An abstract for Shiva’s thesis is included below.
Defences are open to all members of the campus community as well as the general public.
If you would like to attend this virtual defence please contact the supervisor at firstname.lastname@example.org to receive a zoom link.
Anaerobic digestion has become a common bioconversion approach for recovering resources and energy from biomass in wastewater treatment plants. Thermophilic anaerobic digestion (TAD) offers a wide range of possible applications due to its high ability for energy production, fast hydrolysis rate, and high potential for pathogen elimination. One of the leading causes of the low stability of TAD is the acidification stage. The accumulation of volatile fatty acids, which occurs due to the accelerated fermentation rates in TAD, contributes to digester failure by reducing methanogenic activity as a result of a pH reduction. A recently identified method of electron transfer, known as direct interspecies electron transfer, involves bacteria directly transferring electrons to methanogens. The addition of conductive materials can improve methanogenesis activity and encourage interspecies electron transfer between bacteria and methanogens. In addition, the adsorption capacity of these materials increases anaerobic digestion’s stability by adsorbing inhibitory compounds, such as volatile fatty acids and ammonia.
In this study, biochar is used as a cost-effective carbon material in different acid/gas-phased anaerobic digestion utilizing municipal wastewater sludge. Effects of powdered (<0.075 mm) biochar on TAD were investigated using biochemical methane potential assays. The assays had substrate to inoculum ratios of 2.2 and 4.4 g-volatile solids (VS)/g-VS and biochar dosing of 6 g/g-total solids inoculum. Compared to control (TAD with no biochar), biochar amendment enhanced methane production rates by 94%, 75%, and 20% in assays utilizing substrates of acidified mixed sludge at 70ºC, 55ºC and non-acidified mixed sludge, respectively. All controls experienced acute inhibition with lag phases from 12-52 days at substrate to inoculum ratios of 4.4 g-VS/g-VS, while assays with biochar generated methane from day 4.

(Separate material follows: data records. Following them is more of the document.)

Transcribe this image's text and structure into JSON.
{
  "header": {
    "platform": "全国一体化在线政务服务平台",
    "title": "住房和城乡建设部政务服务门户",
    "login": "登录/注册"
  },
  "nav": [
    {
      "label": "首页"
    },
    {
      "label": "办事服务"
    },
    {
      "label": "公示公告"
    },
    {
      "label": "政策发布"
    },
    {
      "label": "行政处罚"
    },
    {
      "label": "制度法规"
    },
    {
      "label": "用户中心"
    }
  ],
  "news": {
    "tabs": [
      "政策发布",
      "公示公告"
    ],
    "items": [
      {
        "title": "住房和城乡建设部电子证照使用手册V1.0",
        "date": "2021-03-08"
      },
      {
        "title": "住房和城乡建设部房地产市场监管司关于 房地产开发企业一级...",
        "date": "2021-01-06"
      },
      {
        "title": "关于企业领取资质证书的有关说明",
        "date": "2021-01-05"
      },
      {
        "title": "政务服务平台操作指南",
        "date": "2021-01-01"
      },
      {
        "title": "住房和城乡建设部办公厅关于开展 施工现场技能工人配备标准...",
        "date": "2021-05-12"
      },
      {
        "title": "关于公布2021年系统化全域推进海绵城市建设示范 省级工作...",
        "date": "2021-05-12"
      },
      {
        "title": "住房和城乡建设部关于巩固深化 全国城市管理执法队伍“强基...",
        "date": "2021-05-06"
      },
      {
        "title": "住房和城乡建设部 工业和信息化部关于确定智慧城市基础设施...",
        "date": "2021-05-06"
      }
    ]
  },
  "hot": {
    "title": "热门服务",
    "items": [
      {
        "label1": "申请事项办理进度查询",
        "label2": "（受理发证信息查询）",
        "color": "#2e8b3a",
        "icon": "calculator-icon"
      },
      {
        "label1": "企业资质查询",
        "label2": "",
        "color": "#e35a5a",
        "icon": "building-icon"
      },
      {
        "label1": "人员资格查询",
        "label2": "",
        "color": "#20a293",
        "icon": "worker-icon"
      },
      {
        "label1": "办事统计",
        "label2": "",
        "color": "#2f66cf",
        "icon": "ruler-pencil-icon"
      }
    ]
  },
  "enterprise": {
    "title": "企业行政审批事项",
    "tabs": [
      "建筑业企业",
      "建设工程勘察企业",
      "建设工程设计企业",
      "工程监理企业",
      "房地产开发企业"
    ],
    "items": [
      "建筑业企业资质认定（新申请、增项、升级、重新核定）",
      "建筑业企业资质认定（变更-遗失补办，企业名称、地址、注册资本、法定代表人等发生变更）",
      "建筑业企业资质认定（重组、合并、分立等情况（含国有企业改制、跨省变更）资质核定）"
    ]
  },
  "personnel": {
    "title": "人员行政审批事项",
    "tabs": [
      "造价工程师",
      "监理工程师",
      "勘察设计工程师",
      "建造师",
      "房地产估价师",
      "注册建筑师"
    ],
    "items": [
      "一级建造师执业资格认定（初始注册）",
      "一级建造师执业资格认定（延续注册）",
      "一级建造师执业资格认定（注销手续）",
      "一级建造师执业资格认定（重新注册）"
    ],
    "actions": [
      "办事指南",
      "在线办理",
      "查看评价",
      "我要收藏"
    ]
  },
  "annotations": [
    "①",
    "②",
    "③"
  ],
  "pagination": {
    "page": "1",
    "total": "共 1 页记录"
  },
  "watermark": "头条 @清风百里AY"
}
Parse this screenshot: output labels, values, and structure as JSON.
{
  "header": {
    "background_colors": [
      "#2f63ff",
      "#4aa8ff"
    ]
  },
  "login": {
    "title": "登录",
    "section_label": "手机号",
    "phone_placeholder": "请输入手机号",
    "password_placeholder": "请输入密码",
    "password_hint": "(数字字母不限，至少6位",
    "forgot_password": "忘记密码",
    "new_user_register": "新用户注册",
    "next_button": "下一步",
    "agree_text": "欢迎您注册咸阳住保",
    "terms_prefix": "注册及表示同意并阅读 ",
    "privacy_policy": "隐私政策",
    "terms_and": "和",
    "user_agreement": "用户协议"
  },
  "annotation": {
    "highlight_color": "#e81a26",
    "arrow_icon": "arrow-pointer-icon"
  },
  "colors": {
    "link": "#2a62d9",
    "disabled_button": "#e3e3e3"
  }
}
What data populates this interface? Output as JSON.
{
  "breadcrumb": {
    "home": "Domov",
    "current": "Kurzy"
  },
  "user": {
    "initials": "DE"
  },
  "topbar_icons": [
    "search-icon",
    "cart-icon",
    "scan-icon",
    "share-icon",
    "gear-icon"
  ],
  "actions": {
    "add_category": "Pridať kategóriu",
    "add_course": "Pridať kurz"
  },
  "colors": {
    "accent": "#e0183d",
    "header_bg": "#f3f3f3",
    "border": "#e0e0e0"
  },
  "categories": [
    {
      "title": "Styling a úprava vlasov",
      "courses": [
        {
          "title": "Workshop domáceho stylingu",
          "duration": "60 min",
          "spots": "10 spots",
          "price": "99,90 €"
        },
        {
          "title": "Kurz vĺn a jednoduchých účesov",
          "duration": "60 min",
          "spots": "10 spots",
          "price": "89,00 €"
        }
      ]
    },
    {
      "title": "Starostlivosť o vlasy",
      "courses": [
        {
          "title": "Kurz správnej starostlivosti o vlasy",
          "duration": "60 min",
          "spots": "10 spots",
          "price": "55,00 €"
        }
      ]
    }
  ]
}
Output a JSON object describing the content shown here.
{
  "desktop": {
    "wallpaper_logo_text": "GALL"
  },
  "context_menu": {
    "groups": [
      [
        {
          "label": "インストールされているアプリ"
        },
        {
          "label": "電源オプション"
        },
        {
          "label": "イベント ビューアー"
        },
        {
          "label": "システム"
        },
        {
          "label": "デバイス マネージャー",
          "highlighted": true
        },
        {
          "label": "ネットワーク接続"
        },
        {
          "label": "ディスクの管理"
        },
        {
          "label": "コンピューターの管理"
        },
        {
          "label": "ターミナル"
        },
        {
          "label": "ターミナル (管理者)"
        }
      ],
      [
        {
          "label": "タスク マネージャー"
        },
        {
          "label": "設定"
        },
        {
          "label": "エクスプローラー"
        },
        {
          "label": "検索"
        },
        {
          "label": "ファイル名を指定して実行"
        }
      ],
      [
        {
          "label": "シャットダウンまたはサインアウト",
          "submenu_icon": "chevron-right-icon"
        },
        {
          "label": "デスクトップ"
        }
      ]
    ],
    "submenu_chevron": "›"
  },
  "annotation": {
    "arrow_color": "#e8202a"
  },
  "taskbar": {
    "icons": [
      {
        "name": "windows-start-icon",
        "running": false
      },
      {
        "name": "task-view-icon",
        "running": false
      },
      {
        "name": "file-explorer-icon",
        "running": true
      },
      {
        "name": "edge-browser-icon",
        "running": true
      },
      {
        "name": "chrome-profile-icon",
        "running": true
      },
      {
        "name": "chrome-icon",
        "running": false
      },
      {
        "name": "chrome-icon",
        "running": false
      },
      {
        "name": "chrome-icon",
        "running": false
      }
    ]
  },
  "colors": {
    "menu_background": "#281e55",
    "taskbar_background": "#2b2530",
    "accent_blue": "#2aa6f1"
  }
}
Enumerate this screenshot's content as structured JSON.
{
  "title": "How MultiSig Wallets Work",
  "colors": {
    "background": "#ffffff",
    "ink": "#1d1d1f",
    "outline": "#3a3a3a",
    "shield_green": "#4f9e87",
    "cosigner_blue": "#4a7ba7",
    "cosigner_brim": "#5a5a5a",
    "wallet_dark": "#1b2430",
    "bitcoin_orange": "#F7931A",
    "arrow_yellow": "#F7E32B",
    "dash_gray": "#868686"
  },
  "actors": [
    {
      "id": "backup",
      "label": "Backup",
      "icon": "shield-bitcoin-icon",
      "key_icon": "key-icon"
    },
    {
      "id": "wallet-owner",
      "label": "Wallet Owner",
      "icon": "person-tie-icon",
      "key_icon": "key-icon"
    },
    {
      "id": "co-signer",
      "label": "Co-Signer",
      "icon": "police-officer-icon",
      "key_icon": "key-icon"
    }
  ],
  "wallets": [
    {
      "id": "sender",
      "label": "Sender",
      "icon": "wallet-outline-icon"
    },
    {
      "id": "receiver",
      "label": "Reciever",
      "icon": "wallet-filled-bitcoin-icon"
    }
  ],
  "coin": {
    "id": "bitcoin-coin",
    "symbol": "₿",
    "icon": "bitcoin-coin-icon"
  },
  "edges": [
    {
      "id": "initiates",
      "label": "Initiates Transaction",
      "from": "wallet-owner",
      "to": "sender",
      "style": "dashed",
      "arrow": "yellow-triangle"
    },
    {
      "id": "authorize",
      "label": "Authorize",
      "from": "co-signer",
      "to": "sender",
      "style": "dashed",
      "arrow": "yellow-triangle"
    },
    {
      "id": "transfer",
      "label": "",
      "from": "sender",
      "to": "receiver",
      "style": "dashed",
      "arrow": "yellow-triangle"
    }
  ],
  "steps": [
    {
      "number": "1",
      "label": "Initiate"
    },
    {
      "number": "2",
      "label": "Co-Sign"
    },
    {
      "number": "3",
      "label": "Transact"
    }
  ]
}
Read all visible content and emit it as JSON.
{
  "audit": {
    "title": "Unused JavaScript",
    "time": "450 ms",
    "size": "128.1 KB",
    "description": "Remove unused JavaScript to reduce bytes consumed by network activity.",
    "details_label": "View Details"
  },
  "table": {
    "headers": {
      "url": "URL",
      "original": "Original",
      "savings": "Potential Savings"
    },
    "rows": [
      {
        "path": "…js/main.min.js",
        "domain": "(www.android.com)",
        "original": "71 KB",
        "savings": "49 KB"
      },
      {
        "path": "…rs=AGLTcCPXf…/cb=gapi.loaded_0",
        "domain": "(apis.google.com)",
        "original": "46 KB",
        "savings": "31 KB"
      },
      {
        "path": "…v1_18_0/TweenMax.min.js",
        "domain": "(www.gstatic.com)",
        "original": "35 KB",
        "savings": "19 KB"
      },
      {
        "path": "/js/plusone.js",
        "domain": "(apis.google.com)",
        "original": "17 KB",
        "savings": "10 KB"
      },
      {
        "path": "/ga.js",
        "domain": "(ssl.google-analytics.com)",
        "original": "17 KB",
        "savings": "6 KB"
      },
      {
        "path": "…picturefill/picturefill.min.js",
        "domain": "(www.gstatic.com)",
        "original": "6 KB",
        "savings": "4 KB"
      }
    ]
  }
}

Results also indicated that biochar supplemented digesters had a reduction in the accumulation of volatile fatty acids which could be caused by the adsorption potential of biochar. In addition, up to 14 mg of ammonia as a determinative inhibitory factor was removed by one gram of biochar. Biochar presents great potential to tackle volatile fatty acids accumulation, abbreviate lag phase and increase methane rate, particularly at high organic loadings.